Faecal incontinence is the inability to control bowel movements, resulting in the unexpected passage of stools. There are grades of incontinence ranging from mild to severe. Faecal incontinence can mean loss of solid or liquid stool, gas or mucous leakage.
The cause of faecal incontinence is often multi-factorial. It most commonly occurs in middle age and elderly women who have had traumatic vaginal deliveries many decades beforehand. In other cases it can be from damage to muscles or nerves of the pelvic floor or anal sphincters secondary to previous surgery, trauma or degenerative processes. Local conditions of the anorectum such as haemorrhoids or rectal prolapse can be associated with incontinence.

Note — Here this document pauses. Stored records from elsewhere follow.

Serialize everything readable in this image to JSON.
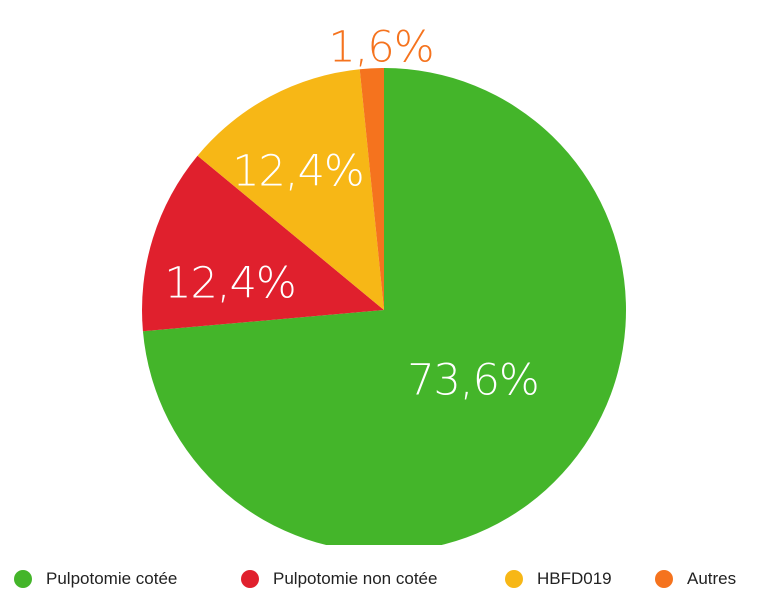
{
  "chart_data": {
    "type": "pie",
    "slices": [
      {
        "label": "Pulpotomie cotée",
        "value": 73.6,
        "value_label": "73,6%",
        "color": "#44b52a",
        "label_color": "#ffffff"
      },
      {
        "label": "Pulpotomie non cotée",
        "value": 12.4,
        "value_label": "12,4%",
        "color": "#e0202d",
        "label_color": "#ffffff"
      },
      {
        "label": "HBFD019",
        "value": 12.4,
        "value_label": "12,4%",
        "color": "#f7b716",
        "label_color": "#ffffff"
      },
      {
        "label": "Autres",
        "value": 1.6,
        "value_label": "1,6%",
        "color": "#f5731e",
        "label_color": "#f5731e"
      }
    ],
    "start_angle": "12 o'clock",
    "direction": "clockwise",
    "legend_position": "bottom"
  }
}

Symptoms range in severity from mild occasional leakage of mucous to complete loss of solid stool. There are 2 main types of faecal incontinence. ‘Urge’ incontinence is the type where a person feels an urge to defaecate but is unable to hold on long enough before a toilet is reached. ‘Insensate’ incontinence is the type where the underwear is soiled and a patient had no awareness of the need too defaecate. In general terms, urge incontinence is associated with problems with the external anal sphincter (the one you can control consciously) and insensate incontinence is associated with problems with the internal anal sphincter (the one under autonomic control).
Faecal incontinence can often be fixed by simple measures. Treatment of underlying haemorrhoid or rectal prolapse is undertaken if these are present.
Dietary modifications including either increasing or decreasing fibre can improve things. Stool bulking agents such as benefiber and Metamucil can help. Medications to firm the stool and slow bowel transit such as loperamide are useful. Some people used enemas on a regular basis to keep the rectum empty thus avoiding accidents.